Observing 1/2 the throughput on AMD MI250

Question

Observing 1/2 the throughput on AMD MI250

staghado opened this issue 5 months ago · comments

I am benchmarking the throughput for a transformer model (GPT arch) on an MI250 and I consistently get almost 1/2 the per GPU throughput as what I get on an A100 or what is reported in the blog here.
The MI250 i'm using has only 64GB of memory but It should still get comparable throughput with an A100 with the same memory.

The relevant stack is :

flash-attn               2.0.4
pytorch-triton-rocm      2.2.0
torch                    2.2.0+rocm5.6
torch-optimizer          0.3.0
torchmetrics             1.3.0.post0
mosaicml                 0.19.0
mosaicml-cli             0.6.22

More details on the benchmark:

|  Model | Batch size |   GPU    | #GPU:s| tok/s   |tok/s/gpu |
|--------|------------|----------|-------|---------|----------|
| 7.0B   |   4        |   A100   | 4     | 14k     | 3700     |
| 7.0B   |   4        |   MI250  | 8     | 12.8k   | 1602     |
| 13.3B  |   4        |   A100   | 8     | 12.9k   | 1613     |
| 13.3B  |   4        |   MI250  | 8     | 6k      | 753      |

Said Taghadouini · Answer 1 · Tue Apr 30 2024 23:57:22 GMT+0800 (China Standard Time)

In the blogpost here:
Did you normalize the per GPU throughput by considerinG each MI250 as being one GPU or two GPUs ?
By default composer will detect 8 GPUs, did you manually multiply by 2 to account for the fact an MI250 is actually two cuda devices?

Abhi Venigalla · Answer 2 · Sat May 04 2024 06:52:31 GMT+0800 (China Standard Time)

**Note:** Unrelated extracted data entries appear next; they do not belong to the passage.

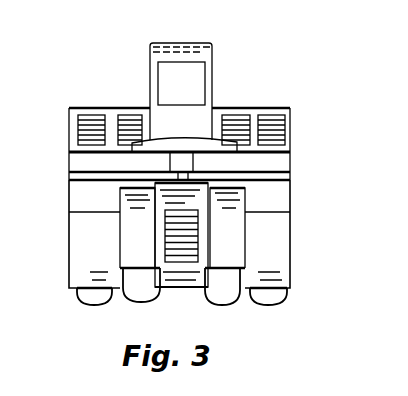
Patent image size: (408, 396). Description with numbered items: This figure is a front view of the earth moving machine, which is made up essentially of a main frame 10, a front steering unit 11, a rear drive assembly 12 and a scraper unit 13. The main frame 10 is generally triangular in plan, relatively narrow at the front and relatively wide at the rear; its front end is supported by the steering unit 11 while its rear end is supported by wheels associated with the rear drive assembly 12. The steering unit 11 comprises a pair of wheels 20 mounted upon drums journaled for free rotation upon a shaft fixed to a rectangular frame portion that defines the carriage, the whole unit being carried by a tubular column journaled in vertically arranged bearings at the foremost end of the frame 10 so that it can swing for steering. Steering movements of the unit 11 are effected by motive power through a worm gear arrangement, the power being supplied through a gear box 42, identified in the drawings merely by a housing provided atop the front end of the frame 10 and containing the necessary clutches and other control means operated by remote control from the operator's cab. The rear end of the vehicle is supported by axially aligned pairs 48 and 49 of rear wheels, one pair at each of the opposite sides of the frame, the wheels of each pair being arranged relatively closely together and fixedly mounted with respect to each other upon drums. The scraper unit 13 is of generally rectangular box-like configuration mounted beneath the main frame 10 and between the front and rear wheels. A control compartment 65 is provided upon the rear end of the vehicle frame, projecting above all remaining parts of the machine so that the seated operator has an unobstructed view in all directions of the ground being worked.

The main frame 10 is at (287, 162).
The front steering unit 11 is at (235, 234).
The rear drive assembly 12 is at (94, 110).
The scraper unit 13 is at (283, 238).
The wheels 20 is at (210, 292).
The gear box 42 is at (188, 140).
The pair of rear wheels 48 is at (287, 300).
The pair of rear wheels 49 is at (80, 304).
The control compartment 65 is at (212, 63).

PyTorch detects each 1xMI250 as 2 devices = 2 GCDs (Graphics Compute Die), so there is a 2x multiplier you have to apply to get the throughput per MI250.

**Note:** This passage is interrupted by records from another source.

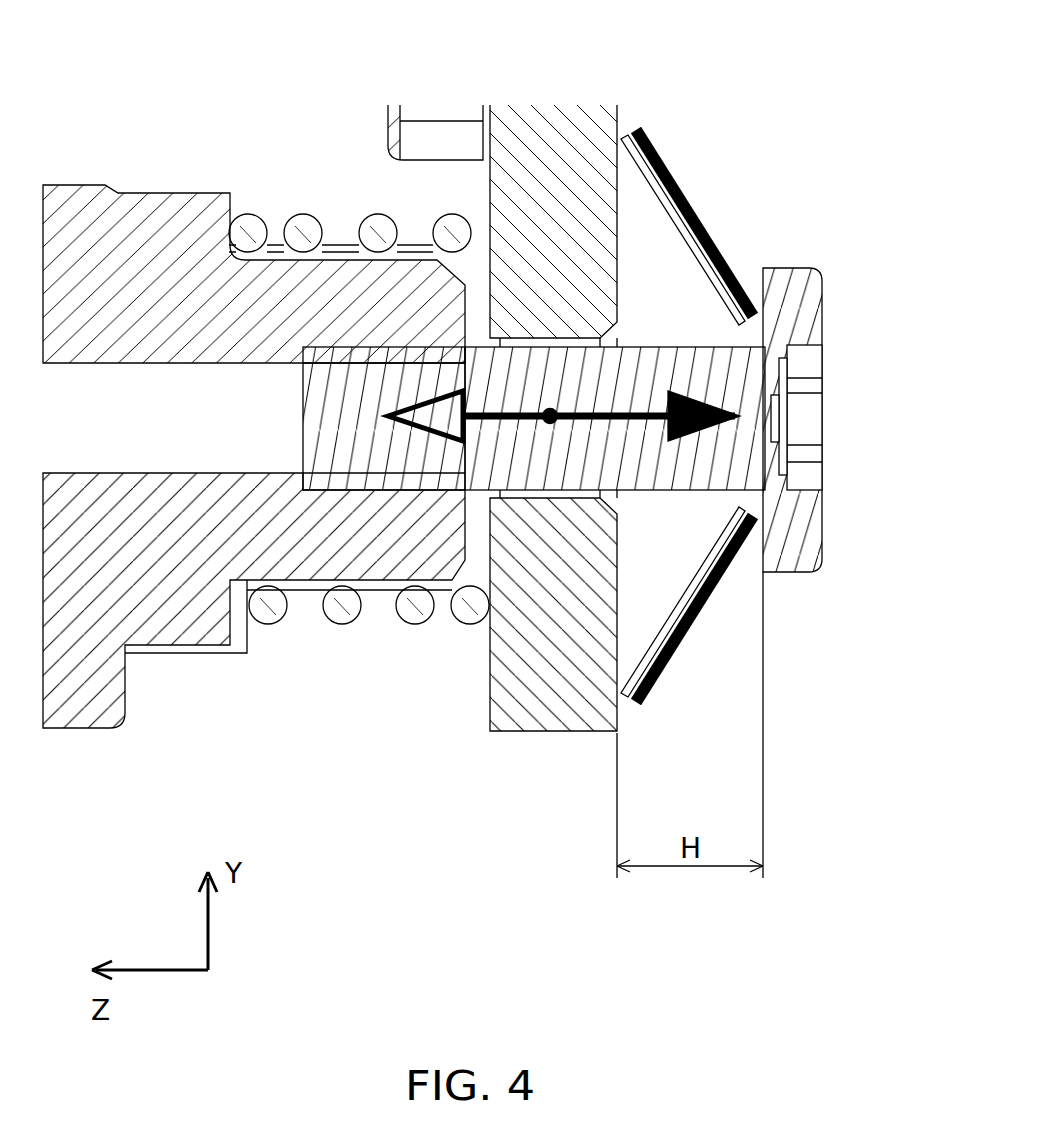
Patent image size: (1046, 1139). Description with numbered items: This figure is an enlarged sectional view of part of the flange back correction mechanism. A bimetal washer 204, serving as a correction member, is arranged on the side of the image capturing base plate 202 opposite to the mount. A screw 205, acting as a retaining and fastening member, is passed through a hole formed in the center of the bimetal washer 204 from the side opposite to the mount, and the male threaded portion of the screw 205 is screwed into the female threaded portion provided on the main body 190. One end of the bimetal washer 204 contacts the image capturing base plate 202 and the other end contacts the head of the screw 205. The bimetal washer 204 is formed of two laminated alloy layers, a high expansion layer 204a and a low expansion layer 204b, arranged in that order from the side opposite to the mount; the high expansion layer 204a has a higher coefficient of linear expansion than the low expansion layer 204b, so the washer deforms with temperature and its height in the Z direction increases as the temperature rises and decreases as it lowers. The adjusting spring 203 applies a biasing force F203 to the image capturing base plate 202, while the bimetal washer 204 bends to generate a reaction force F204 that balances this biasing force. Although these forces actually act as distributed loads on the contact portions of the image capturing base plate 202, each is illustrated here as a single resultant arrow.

The main body 190 is at (173, 617).
The image capturing base plate 202 is at (558, 133).
The adjusting spring 203 is at (342, 627).
The bimetal washer 204 is at (752, 373).
The high expansion layer 204a is at (665, 170).
The low expansion layer 204b is at (622, 134).
The screw 205 is at (820, 292).
The biasing force F203 is at (700, 427).
The reaction force F204 is at (447, 440).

To be specific, the systems profiled in the blogpost were 4xMI250 systems, but PyTorch and Composer detect it as 8 devices, so when Composer reports tokens/s/gpu, it is really tokens/s/gcd, and then I had to multiply by 2x to get the throughput per MI250. Based on your table, I think you're also profiling a 4xMI250 system, is that right?

Also just fyi, this behavior is being fixed with the upcoming AMD MI300X GPUs, they come in 8xMI300X systems and will be detected as 8 devices by PyTorch.

Daniel King · Answer 3 · Thu May 09 2024 11:38:08 GMT+0800 (China Standard Time)

Closing as resolved, let us know if you have any more questions!

Said Taghadouini · Answer 4 · Thu May 09 2024 17:23:12 GMT+0800 (China Standard Time)

Thanks for your answer, that solves it!